Ulmus cultivar | |
---|---|
Cultivar | 'Turkestanica' |
Origin | Turkestan |
The elm cultivar Ulmus 'Turkestanica' was first described by Regel as U. turkestanica in Dieck, Hauptcat. Baumschul. Zöschen (1883) and in Gartenflora (1884). Regel himself later stressed that "U. turkestanica was only a preliminary name given by me; I regard this as a form of U. suberosa [:U. minor]". 'Turkestanica' was distributed in Europe as U. turkestanica Regel by the Späth nursery of Berlin, in whose catalogues it was listed separately from U. pinnato-ramosa, now U. pumila 'Pinnato-ramosa', and from U. campestris umbraculifera, with both of which it was later confused – the former by Elwes and Henry, the latter (as U. 'Turkestanica') by Green.
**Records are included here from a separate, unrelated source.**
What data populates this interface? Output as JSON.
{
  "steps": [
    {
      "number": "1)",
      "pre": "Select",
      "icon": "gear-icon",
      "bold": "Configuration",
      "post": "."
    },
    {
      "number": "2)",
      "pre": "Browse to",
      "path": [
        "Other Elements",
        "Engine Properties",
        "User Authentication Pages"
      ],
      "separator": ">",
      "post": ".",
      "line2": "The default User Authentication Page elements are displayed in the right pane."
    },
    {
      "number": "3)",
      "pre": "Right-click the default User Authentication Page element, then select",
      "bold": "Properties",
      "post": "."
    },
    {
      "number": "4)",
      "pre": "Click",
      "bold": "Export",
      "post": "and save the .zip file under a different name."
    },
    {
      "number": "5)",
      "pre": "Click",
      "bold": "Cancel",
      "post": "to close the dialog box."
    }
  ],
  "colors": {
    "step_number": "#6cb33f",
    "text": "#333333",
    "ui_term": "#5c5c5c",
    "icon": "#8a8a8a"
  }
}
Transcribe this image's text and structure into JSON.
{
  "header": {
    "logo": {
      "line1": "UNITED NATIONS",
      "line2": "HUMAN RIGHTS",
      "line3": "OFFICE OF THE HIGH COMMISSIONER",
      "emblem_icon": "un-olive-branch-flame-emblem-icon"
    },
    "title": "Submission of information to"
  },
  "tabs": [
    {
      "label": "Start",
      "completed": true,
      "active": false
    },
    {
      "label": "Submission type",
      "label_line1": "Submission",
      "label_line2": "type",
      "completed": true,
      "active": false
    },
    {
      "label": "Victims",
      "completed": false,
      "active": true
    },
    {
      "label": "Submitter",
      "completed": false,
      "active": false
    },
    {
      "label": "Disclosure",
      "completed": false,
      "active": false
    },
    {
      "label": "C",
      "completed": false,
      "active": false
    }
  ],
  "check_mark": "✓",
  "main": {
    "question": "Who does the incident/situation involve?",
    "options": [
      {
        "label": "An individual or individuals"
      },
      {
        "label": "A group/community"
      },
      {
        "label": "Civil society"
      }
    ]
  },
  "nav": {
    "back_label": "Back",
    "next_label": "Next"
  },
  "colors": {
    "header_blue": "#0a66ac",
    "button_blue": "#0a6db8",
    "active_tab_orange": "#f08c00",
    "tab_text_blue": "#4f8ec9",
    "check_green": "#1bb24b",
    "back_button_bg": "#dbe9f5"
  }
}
Späth in his catalogue of 1903 described U. turkestanica Regel as "a densely growing, small-leaved tree of upright growth, close to U. pumila".Melville noted in 1958 that the specimen of U. turkestanica at Kew had "frond-like leading shoots".
Not known.
One tree was planted as U. turkestanica Regel, 'Turkestan Elm', in 1899 at the Dominion Arboretum, Ottowa, Canada, where again it was distinguished from U. pinnato-ramosa. A specimen of U. turkestanica was planted at Kew. Three U. turkestanica Regel were supplied in 1902 by Späth to the Royal Botanic Garden Edinburgh. A tree accessioned by that name at the RBGE's Benmore garden in Argyll in 1902, and surviving (2016) almost certainly as a sucker or cutting of one of the three originals, was, following Green's confusion of 'Turkestanica' and 'Umbraculifera', believed for a time to be 'Umbraculifera'. 'Umbraculifera', however, though present in Späth's 1903 catalogue, does not appear in the RBGE 1902 accessions list from Späth. Being grafted, it does not sucker. Later still the tree was misidentified by the Garden as U. pumila L. var. arborea Litv., though the leaves do not match those of the latter cultivar, and though U. pumila does not sucker. A second tree labelled U. turkestanica stood till 1993 in RGBE itself, near the U. pinnato-ramosa. This was also a small tree; it produced suckers, and may itself have been sucker regrowth from one of the 1902 trees. A possible third, a tall suckering field elm with leaves closely matching those of the Benmore specimen and herbarium-specimens labelled U. turkestanica Regel (Späth), and with the "frond-like leading shoots" described by Melville, stands in Carlton Terrace Gardens, Edinburgh, above Carlton Terrace Brae.